Rosin has worked in the SA music industry for 30 years from all sides of the table, record companies, composers, publishers and broadcasters. In 2011, he left his successful law practice, Jacobson Rosin Wright, to join e.tv, its biggest client at the time. In nine years at e.tv, he worked in legal, new business, as head of strategy and finally was COO.
He was also a director of Lalela Music, which collected for the use of music by eMedia, but resigned when he left e.tv. Lalela music is a full member at Samro, but according to Rosin and company secretary HCI Managerial, it is a vacuous company, having sold its assets to STX, a US company administered by Universal Music.
The Samro human resources department has only four employees to deal with process, strategy, leadership and many other internal issues and conflicts. This has prompted the two nonexecutive independent board members, chair Nicholas Maweni and deputy chair of the audit and risk committee Sisa Mayekiso to seek to “restock the board with more business and people management skills”, as Maweni put it.
Mayekiso has further proposed an internal audit to ensure that there are no syndicates and no collusion on the board, which could be crucial.
In November 2019, the previous board was fired and a new board elected.
The new board proceeded with litigation against the previous board for receiving “an additional R1.4m in fees”, claimed a source, clarifying that these fees were for an extra 20 special meetings relating to Arab Emirates Music Rights Organisation (AEMRO) deliberations.
OVER THE LAST 15 YEARS, SAMRO HAS DISTRIBUTED OVER R3BN, AND OF THIS PUBLIC-DOMAIN WORKS REPRESENT LESS THAN 1%
AEMRO was a very expensive “lunch in Dubai”, as chair of the board at the time, Jerry Mnisi, described in an open letter. Samro wrote off R49.5m in its 2017 financials on AEMRO, and in 2018 a further R9.4m impairment cost. The Sekela Xabisa forensic audit labelled AEMRO, “a concoction”.
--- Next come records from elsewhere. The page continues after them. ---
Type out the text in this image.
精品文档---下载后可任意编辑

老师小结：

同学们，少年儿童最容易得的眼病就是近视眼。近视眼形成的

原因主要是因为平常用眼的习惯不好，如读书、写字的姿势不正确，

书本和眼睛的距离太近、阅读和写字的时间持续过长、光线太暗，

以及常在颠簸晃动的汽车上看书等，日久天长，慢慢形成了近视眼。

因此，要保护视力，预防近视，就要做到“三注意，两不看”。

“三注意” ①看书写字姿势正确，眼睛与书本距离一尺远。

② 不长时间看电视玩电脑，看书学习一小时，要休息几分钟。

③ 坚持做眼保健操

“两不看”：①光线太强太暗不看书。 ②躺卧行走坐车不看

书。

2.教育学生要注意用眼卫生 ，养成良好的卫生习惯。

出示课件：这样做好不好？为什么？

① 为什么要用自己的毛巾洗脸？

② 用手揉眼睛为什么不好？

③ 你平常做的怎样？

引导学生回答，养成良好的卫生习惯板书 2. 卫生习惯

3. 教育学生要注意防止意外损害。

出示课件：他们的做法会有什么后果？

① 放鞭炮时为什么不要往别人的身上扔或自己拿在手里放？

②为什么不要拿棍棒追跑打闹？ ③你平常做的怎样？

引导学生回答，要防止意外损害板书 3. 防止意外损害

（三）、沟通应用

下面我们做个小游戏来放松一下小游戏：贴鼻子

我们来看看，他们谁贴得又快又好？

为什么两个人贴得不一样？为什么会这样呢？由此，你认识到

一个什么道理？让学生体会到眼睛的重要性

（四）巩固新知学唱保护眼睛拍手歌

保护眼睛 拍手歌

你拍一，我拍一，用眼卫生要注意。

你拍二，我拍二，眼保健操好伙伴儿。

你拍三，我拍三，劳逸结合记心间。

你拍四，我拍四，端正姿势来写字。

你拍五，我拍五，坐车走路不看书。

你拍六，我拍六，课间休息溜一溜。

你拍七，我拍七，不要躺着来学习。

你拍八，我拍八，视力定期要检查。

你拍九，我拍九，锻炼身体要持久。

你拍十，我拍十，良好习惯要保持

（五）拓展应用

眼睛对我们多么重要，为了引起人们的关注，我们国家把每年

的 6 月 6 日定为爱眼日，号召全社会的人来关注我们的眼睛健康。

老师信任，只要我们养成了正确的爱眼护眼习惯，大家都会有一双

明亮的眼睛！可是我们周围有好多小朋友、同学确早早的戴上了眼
Rosin has inherited a situation in which the Samro board is scrapping over R1.4m paid in fees but turning a blind eye to the R58m that has disappeared.
“In an institution like this the question is how much time do you have to spend looking in the review mirror? If I do that, I am never going to fix this thing,” explained Rosin.
Rosin is appointed as a “turnaround strategist” and must identify a suitable successor for the CEO role once his two-year term is up.
While Rosin has his work cut out for him, turning Samro around can only be good news for the organisation, its members as well as the industry as a whole.